6. Challenges and Future Research Directions

Key technical challenges in SCEC include scalable distributed optimization under resource constraints, real-time learning for nonlinear or partially observed environments, incorporating quantization and coding limits, robustness against network adversities (delay, outage), and cross-layer security.
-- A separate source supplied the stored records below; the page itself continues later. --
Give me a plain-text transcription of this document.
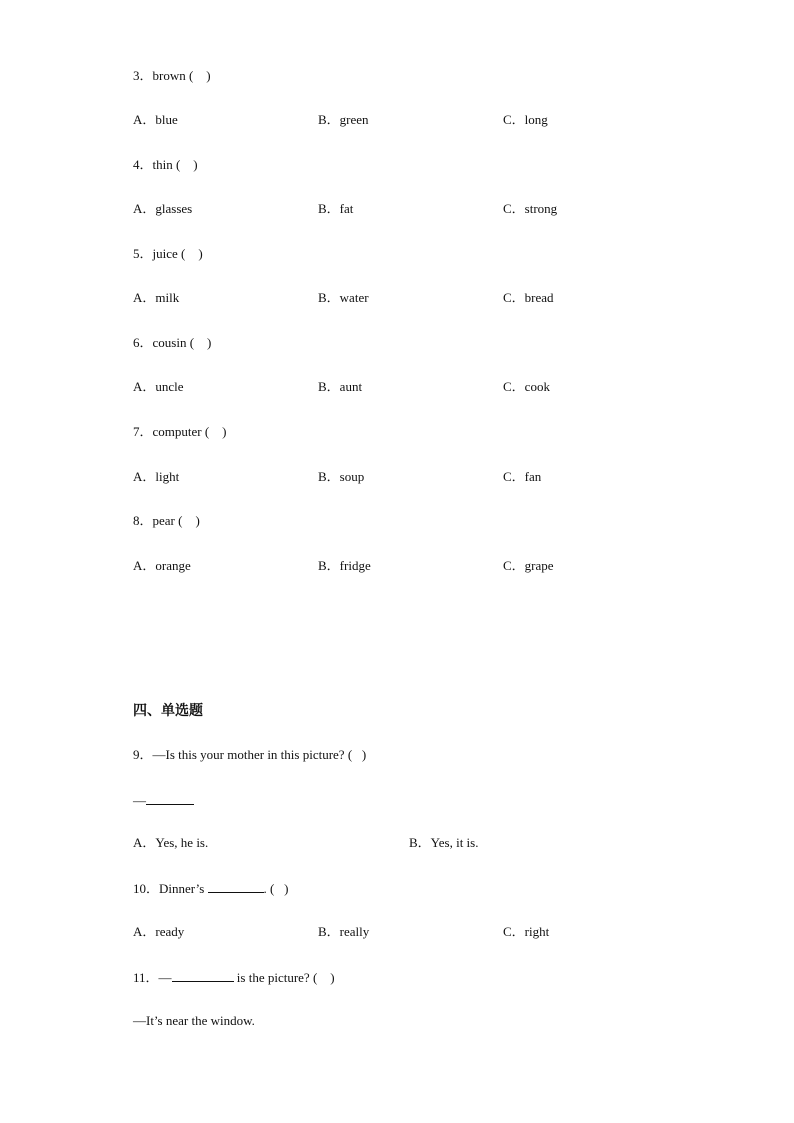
3．brown (    )
A．blue	B．green	C．long
4．thin (    )
A．glasses	B．fat	C．strong
5．juice (    )
A．milk	B．water	C．bread
6．cousin (    )
A．uncle	B．aunt	C．cook
7．computer (    )
A．light	B．soup	C．fan
8．pear (    )
A．orange	B．fridge	C．grape
四、单选题
9．—Is this your mother in this picture? (   )
—
A．Yes, he is.	B．Yes, it is.
10．Dinner’s	. (   )
A．ready	B．really	C．right
11．—	is the picture? (    )
—It’s near the window.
Further open directions are:

Advanced resource orchestration in large-scale multi-tenant and multi-hop networks, especially with mobile or dynamically reconfigurable agents (e.g., movable antennas, UAV relays) (Wang et al., 11 Aug 2025).
Theoretical analysis beyond quadratic or linear-Gaussian regimes: tight fundamental limits for control under semantic communication, batch learning, or non-iid stochastic processes.
Integration of physical-layer innovations (e.g., reconfigurable intelligent surfaces, ISAC transceivers) with network- and application-layer policies for holistic, adaptive control (Vukobratović et al., 2023).
Deep reinforcement learning and active inference at scale for online adaptation to unforeseen physical or network conditions.
Practical zero-touch automation and explainable AI-in-the-loop for trustworthy SCEC deployment in safety-critical domains.

The SCEC paradigm is thus central to next-generation cyber-physical systems, demonstrating that only by orchestrating sensing, communication, and control as inseparable, feedback-driven entities can one realize robust, efficient, and responsive control under uncertain, dynamic, and resource-constrained regimes.